Mit einer gehörigen Portion Glück hat Deutschland bei der Fußball-WM in Schweden die realistische Chance auf das Achtelfinale am Leben erhalten. Der Titelverteidiger gewann am Samstag in Sotschi gegen Schweden dank eines Treffers von Toni Kroos in der 95. Minute mit 2:1 und hält damit in Gruppe F so wie die Skandinavier bei drei Punkten.

Deren abschließender Gegner Mexiko holte bisher sechs Zählern, auf Deutschland wartet nun das punktlose Südkorea. Alle vier Mannschaften können theoretisch noch aufsteigen beziehungsweise ausscheiden.
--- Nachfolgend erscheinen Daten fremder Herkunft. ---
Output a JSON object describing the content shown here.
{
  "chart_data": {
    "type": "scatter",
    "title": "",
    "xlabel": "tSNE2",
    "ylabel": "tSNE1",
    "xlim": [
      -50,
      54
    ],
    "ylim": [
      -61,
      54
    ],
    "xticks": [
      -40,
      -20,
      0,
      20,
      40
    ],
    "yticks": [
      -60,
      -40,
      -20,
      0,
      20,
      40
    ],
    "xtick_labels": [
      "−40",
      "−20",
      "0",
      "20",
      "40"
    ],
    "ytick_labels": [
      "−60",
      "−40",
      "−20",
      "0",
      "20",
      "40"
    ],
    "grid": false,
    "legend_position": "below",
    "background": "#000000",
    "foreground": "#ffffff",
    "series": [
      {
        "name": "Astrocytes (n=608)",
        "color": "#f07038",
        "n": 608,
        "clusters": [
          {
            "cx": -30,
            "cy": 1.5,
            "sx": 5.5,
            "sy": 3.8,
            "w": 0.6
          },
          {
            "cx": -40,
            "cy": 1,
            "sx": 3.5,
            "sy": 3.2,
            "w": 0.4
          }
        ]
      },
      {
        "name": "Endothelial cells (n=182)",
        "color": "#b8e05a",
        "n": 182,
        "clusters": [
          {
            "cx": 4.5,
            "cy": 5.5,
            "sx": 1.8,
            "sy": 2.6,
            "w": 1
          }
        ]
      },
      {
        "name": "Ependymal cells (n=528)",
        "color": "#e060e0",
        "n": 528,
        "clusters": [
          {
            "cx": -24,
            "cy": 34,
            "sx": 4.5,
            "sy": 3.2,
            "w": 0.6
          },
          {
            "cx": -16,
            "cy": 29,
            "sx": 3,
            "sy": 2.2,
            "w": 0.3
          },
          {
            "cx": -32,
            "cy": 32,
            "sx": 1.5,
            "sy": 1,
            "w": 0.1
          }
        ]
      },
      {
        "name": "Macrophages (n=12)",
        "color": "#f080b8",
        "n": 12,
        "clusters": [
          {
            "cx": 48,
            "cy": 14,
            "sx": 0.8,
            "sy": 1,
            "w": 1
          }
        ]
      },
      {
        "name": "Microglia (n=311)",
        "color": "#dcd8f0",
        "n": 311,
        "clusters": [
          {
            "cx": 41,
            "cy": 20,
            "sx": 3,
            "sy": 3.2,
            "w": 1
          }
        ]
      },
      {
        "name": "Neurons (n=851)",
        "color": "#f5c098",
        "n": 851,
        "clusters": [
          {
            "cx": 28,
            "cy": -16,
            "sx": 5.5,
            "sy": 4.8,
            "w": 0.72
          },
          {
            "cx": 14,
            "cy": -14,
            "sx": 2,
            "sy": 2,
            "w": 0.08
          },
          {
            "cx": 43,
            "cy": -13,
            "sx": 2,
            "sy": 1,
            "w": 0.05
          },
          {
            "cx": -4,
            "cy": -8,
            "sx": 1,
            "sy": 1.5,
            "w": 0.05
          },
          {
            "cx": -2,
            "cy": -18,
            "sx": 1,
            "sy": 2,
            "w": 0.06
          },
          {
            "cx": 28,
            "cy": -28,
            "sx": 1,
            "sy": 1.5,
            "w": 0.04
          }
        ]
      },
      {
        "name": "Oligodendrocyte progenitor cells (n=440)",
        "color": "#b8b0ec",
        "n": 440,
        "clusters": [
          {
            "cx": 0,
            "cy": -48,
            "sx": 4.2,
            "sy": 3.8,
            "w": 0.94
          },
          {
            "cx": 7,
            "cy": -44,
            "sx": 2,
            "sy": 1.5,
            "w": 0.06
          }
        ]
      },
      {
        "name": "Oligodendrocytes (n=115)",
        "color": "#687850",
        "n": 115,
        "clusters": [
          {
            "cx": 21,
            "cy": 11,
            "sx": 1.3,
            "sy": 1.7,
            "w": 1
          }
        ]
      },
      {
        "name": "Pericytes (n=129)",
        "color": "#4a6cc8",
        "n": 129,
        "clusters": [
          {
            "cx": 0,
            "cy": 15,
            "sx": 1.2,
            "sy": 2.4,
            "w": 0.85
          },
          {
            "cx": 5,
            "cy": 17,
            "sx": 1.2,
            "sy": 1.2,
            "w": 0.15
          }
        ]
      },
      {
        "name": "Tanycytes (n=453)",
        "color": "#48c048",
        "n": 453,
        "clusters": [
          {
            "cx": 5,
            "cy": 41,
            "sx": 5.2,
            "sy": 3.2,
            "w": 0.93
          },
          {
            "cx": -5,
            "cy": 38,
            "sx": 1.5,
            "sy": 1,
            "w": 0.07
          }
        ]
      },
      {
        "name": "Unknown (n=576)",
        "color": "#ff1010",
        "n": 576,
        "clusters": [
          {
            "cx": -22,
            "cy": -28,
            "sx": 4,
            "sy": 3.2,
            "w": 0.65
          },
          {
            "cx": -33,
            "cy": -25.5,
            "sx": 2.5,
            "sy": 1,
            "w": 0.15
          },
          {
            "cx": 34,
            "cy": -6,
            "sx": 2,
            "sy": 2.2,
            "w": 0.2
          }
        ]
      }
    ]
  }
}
Ola Toivonen brachte den Außenseiter in der 32. Minute in Führung. Deutschland schaffte den Ausgleich durch Marco Reus in der 48. Minute, verlor in der 82. Minute Jerome Boateng mit Gelb-Rot und zitterte sich trotzdem noch zum Sieg. Bei einem Unentschieden wäre das erste Deutsche Out überhaupt in einer WM-Gruppenphase wahrscheinlich gewesen, nun sollte ein souveräner Sieg über Südkorea reichen.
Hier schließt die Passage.